"'Tis a fine view."
She jumped in her skin and spun about, heart pounding in her ears. The sight of his handsome face, gazing down at her with a guarded expression, did not calm the inner tumult. To her utter distress, Torin's presence had quite the opposite effect. Her heart raced faster, her stomach flipped and churned into an enormous knot and she found it difficult to breathe.
She stood alone, on one of the highest cliffs of all of Ireland with a man who some thought a murderer. But the only fear came from the thought that he might try to touch her and forever crumble the careful barrier she'd spent years forging around her heart. Alaina feared he might make her care, might make her hope for the one thing she may never have--a husband's love.
His eyes narrowed as she took a panicked step sideways. "I won't throw you off, if that's your worry."
For a moment his words, and the hurt behind them threw her into confusion. Then she realized what he must be thinking. "I know." She moved back toward him, eager to overcome her fear and banish some of the pain that lingered in his gaze. "I know you've never hurt any woman."
He searched her face, her eyes, like a man seeking the secrets of the universe. After a moment, he seemed satisfied with what he found. His shoulders dropped slightly beneath his heavy black coat, the tight lines around his mouth and eyes softened.
"Who told you?"
She shrugged, unsure if he'd be angry or relieved that she'd heard of the sordid business from his mother. "Maggie."
His brows rose and then he nodded. "Good. Then you heard the truth of it."
"I think so." She swallowed and moved a bit closer. "I'm sorry."
He frowned again. "For what?"
"For ... for what happened." She glanced at her folded hands and searched for the right words, all the while knowing anything would sound trite or inadequate. "It must have been terrible to lose someone you loved and then to be blamed for it. I can't begin to imagine the pain it must have caused."
His gaze flickered away from hers and he stared out at the water, but she knew it was the past that he saw. "I did love Brigit," he admitted. "But it was the affection of a boy. A boy long dead.

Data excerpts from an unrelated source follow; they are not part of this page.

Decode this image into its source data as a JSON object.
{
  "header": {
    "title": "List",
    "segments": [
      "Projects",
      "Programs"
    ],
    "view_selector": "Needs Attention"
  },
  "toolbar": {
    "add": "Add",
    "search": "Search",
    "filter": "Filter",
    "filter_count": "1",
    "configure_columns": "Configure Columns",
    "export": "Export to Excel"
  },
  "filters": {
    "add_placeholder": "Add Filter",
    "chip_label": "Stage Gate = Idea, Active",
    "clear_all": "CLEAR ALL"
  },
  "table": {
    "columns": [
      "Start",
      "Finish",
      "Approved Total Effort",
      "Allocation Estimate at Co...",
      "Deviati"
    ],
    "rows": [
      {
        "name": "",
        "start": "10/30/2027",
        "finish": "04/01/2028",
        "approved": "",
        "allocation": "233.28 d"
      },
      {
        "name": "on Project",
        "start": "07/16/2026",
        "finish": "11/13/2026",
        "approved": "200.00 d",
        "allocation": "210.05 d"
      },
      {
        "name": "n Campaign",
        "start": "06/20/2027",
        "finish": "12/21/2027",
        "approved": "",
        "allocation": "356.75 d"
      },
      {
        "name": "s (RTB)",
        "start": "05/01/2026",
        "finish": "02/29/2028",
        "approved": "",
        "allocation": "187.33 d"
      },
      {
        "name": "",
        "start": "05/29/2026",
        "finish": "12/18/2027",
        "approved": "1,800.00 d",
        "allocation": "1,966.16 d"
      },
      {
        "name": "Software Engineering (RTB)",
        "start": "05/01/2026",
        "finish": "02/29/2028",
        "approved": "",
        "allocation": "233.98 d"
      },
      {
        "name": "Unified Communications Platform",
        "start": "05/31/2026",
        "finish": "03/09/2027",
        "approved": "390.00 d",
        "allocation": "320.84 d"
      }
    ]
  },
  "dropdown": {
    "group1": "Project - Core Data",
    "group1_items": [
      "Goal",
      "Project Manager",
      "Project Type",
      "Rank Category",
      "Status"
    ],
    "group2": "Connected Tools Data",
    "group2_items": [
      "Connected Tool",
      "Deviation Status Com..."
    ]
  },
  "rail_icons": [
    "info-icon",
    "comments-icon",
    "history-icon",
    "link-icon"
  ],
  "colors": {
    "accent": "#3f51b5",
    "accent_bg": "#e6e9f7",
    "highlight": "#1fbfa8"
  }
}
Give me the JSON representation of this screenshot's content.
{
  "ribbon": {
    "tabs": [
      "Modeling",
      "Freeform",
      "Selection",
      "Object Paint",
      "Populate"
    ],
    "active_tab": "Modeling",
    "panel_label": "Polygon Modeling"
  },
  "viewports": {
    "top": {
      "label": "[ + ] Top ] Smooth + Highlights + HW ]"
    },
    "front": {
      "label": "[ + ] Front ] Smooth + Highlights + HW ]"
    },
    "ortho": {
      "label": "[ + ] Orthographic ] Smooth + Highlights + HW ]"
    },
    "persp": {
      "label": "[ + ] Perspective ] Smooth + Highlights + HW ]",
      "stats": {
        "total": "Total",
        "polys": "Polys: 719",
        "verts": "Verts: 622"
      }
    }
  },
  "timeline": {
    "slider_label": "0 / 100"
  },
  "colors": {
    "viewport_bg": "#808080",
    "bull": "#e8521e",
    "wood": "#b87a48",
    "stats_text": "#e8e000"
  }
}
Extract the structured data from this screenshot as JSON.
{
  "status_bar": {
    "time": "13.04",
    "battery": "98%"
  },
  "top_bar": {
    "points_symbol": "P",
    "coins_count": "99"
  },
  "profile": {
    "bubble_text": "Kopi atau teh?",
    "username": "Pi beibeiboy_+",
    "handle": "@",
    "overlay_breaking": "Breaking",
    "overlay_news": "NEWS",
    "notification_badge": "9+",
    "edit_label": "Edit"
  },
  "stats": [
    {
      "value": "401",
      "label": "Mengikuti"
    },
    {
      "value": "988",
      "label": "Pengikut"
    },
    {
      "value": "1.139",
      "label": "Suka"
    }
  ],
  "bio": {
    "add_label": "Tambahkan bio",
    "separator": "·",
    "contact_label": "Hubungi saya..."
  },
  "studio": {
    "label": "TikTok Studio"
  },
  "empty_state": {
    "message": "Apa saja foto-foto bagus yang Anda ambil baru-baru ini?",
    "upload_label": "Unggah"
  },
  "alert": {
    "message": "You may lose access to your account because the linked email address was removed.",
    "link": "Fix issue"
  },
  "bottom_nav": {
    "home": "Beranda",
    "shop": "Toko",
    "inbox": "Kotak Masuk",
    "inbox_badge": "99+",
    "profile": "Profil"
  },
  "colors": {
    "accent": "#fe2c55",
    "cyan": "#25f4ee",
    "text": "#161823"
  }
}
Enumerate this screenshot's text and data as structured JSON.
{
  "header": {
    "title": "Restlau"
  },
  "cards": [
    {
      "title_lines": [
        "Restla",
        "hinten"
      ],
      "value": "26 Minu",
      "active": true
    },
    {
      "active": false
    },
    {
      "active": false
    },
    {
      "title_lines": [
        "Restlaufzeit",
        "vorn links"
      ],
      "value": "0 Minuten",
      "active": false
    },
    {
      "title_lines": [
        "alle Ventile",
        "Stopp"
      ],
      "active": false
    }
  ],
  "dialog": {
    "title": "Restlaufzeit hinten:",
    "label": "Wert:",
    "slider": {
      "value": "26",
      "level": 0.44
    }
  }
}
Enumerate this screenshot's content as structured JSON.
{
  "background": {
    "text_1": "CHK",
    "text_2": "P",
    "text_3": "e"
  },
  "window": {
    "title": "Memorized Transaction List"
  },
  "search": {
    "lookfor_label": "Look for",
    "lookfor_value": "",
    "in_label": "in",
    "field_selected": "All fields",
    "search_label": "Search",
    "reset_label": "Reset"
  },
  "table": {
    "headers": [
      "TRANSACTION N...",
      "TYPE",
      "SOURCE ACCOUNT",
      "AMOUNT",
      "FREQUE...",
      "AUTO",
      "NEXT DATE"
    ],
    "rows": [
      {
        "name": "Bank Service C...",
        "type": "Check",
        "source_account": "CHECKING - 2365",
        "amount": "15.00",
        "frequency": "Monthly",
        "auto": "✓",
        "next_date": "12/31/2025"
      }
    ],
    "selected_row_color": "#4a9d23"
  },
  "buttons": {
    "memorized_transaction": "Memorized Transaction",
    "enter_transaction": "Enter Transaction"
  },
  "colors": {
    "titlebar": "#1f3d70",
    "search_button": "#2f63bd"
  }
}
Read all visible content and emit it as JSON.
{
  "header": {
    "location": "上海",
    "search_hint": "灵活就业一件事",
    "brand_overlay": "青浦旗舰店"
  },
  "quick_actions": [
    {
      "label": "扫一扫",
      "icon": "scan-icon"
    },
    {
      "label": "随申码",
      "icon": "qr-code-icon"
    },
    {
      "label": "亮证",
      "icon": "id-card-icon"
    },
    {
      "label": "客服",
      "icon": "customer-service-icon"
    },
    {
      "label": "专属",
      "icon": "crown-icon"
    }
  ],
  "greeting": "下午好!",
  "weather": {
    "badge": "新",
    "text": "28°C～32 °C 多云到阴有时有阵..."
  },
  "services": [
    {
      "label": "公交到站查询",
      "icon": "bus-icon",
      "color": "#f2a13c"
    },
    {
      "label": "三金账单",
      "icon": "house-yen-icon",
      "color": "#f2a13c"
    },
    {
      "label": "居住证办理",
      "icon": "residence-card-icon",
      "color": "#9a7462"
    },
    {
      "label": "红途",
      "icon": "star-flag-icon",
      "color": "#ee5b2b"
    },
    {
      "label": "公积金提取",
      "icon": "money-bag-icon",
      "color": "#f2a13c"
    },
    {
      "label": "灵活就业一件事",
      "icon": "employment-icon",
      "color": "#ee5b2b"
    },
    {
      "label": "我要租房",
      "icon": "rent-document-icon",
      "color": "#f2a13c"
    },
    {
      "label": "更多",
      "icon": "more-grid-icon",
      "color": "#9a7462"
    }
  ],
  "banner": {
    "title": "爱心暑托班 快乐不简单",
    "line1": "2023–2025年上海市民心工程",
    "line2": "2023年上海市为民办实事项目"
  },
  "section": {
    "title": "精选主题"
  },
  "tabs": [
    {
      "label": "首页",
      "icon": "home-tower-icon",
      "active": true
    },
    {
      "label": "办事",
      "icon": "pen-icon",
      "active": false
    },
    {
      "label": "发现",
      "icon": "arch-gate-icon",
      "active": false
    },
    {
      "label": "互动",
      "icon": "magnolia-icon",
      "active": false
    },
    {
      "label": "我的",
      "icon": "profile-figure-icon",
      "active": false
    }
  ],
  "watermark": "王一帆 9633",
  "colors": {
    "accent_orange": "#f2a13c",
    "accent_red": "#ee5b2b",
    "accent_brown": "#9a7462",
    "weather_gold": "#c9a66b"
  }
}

"She was a bonnie lass--had a fire in her soul that burned hot and fierce. But these cliffs ... they scared her so. I never understood how she took that last step. Or why." He swallowed hard. "I had nightmares for weeks thinking of her falling."
Alaina stood before him, speechless as his meaning sank in. "Are you sure she jumped?"
"'Tis the only explanation beyond me pushing her over."
It didn't make sense. "Is there ... did anyone else have a reason to hurt her?"
"Nay," he said as he quickly shrugged off the idea. He looked at her and smiled softly. "If she'd had your strength, things would have been so different."
She wondered what had brought on that observation. "But, how can you know anything of the sort about me? We just met and we barely know one another."
"Yet, you know I could never hurt a woman. How can that be, Alaina?" He took a step closer. "How can you know something so important about me? How can you trust a man such as me? Aren't you afraid I'll lose control and toss you over the side?"
His gaze bore into her as he sought the answers in her eyes. Alaina blinked and turned away, unable to stand his scrutiny and proximity for another moment.
"I see what you mean," she replied, head bowed. "You can sometimes discern things about people even those with whom you are not well acquainted."
"I mentioned that once before, but you didn't seem to agree. Tell me now, Alaina, are you such a good judge of character?"
He stood at her side, so close that she could smell the sweet turf smoke that lingered on his clothes. The wind swirled, changing direction until it tugged at her hair, pulling long streams of it across her face to lash about her cheeks. She reached up a hand to push it back out of her eyes just as he reached up. Whatever his intention, it caught her unaware and she gasped, then swiveled to face him. His nearness sent a wave of heat spiraling through her body. There were flecks of gray in his green eyes and his pupils grew larger as she watched his gaze slip to her lips.
A fire burned low in her belly, her body swayed toward him with the relentless push of the wind. His hands went to her waist as if to steady her, but then he leaned down until his mouth hovered a hairsbreadth from hers. She could smell the whiskey on his breath and tried to move. Her limbs would not obey. What power was this that kept her spellbound--watching and waiting, even wanting him to take what she feared to give?
He blinked and let go of her as if the touch burned. "Time to leave, I think."
She nodded up at him dumbly, her mind and body disconnected. But she couldn't move until he took her arm and turned her away from the sea. The wind whipped her skirts about her legs as her hair flew in every direction. Nothing could be content for long within mere mortal confines on the cliffs. A spark of divinity, an air of magic dwelt in every inch of Ireland.
"Where are we going?" she asked as he steered her down the slope, but turned in a slightly different direction than she had come.
"Home," he answered, but said no more.